Floor squeezes DSE turnover by 40% in 2023
With the majority of stocks lying dormant at the floor price, thus denying investors trading opportunities, the turnover at the Dhaka Stock Exchange (DSE) contracted by 39.83% in 2023, following a 34% decline in the preceding year.
Average daily turnover in the premier bourse dropped to Tk578 crore in the outgoing year, from Tk960 crore in 2022, according to the annual recap by the DSE.
Investors, stuck at the artificially held stocks prices amid no buy orders, were increasingly depending on the block market transactions that allow off-screen exits at up to 10% lower prices from the floor.
Around 6% of the DSE turnover was in the block market in 2022, which increased to 10% in 2023.
The number of shares or securities units traded daily on average dropped to 11.8 crore in 2023 from over 20 crore in the previous year.
The dull participation of investors was coupled with the lackluster performance of indices while large-cap stocks suffered the maximum selloff as the blue chip index DS30 dropped by 4.6% to 2,093.
However, many small-cap speculative stocks offset the bearish impact to save the broad-based index DSEX and Shariah-based index DSES as they inched up by a few basis points.
According to EBL Securities Research, 114 scrips advanced in 2023, while 130 declined and 148 remained unchanged.
Food, general insurance, pharmaceuticals, life insurance and IT were the sectors that together made half of the annual turnover, while jute, general insurance and cement stocks, on average, generated around 10% return in the year.

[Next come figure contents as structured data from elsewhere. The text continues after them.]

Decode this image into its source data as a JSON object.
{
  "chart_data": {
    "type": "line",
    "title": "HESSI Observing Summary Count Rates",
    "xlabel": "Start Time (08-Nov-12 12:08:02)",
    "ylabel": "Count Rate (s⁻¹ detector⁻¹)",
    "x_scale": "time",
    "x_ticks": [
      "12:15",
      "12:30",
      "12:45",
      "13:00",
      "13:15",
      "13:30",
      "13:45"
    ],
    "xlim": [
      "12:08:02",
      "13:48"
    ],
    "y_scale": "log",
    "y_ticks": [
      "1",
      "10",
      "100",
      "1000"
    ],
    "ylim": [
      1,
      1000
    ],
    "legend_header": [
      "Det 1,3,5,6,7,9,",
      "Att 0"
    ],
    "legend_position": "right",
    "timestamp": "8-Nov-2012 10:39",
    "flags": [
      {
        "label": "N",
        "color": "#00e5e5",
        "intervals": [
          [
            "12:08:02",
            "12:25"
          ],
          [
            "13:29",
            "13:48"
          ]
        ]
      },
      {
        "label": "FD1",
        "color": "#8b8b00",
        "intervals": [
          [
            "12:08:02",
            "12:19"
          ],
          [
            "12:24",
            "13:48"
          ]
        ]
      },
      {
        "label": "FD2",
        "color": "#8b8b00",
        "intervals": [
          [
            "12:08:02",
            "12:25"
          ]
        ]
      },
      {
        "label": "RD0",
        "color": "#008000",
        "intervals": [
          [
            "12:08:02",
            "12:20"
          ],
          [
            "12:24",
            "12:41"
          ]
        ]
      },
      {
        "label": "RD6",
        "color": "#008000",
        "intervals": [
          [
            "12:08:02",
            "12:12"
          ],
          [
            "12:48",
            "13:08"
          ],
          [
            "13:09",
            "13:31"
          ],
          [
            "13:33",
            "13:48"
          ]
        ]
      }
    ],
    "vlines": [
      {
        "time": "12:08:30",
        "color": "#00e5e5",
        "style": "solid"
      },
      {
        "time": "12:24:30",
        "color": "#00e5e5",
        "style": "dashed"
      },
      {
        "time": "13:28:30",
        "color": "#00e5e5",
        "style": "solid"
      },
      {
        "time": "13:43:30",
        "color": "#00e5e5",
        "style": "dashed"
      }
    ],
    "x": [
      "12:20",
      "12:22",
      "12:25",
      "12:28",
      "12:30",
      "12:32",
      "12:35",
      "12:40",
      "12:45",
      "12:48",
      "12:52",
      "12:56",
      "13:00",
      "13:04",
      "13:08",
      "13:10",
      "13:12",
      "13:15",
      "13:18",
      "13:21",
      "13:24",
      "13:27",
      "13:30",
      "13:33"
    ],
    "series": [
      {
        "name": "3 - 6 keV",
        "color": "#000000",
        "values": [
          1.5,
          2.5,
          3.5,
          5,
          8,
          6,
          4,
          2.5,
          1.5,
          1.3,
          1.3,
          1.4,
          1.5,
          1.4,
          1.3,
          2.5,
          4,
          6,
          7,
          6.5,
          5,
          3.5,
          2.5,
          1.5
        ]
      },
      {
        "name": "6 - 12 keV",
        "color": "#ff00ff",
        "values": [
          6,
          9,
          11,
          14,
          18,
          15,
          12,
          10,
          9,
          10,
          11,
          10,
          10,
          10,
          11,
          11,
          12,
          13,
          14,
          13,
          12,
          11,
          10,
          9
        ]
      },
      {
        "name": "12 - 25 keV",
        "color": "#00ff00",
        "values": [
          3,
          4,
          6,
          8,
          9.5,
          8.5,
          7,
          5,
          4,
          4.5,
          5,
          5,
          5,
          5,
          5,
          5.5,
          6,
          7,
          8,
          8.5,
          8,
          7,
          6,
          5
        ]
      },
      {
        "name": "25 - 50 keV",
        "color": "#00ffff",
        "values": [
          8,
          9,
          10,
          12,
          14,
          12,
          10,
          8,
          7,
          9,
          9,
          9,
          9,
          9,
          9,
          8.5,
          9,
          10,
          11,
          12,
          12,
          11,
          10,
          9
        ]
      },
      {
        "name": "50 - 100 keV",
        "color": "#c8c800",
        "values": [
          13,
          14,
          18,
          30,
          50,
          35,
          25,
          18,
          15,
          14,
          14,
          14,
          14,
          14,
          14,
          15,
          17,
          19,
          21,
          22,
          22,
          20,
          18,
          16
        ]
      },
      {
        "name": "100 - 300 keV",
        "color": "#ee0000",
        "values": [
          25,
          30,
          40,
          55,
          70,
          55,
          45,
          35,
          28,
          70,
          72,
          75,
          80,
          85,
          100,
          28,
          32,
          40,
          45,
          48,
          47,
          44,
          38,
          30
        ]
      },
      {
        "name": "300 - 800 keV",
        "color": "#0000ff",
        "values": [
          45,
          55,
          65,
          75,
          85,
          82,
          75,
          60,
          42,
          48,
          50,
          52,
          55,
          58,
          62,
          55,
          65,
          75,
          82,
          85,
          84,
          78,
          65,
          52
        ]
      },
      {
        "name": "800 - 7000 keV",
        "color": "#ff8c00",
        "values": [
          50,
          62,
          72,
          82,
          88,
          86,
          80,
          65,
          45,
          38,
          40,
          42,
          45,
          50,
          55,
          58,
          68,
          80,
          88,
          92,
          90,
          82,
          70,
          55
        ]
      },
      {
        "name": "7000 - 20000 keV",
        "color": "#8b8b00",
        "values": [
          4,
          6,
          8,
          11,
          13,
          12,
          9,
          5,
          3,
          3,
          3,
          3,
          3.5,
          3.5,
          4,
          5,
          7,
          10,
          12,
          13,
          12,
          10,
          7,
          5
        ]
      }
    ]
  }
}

Having risen in the previous year, the travel and leisure sector suffered the biggest 25% decline in market capitalisation, while IT, paper, ceramic inched down in 2023.
Sea Pearl Beach Resort, Bangladesh Shipping Corporation, Genex Infosys, Gemini Sea Food, Rupali Life, Eastern Housing, Intraco, Orion Infusion and Aamra Network were the most traded stocks of the year.
Stock investors and analysts over the years were expressing their frustration on the regulatory factor of floor price that did not let stock prices fall in line with the deteriorated fundamentals brought by the Ukraine war that began in February 2022.
The Bangladesh Securities and Exchange Commission, at the end of July 2022, imposed the floor price citing small investors' capital protection.
When most of the Bangladeshi stocks were hovering around the floor prices, allowing both rises and falls freely, India, Pakistan, and Sri Lanka saw their major indices closing higher at the end of 2023.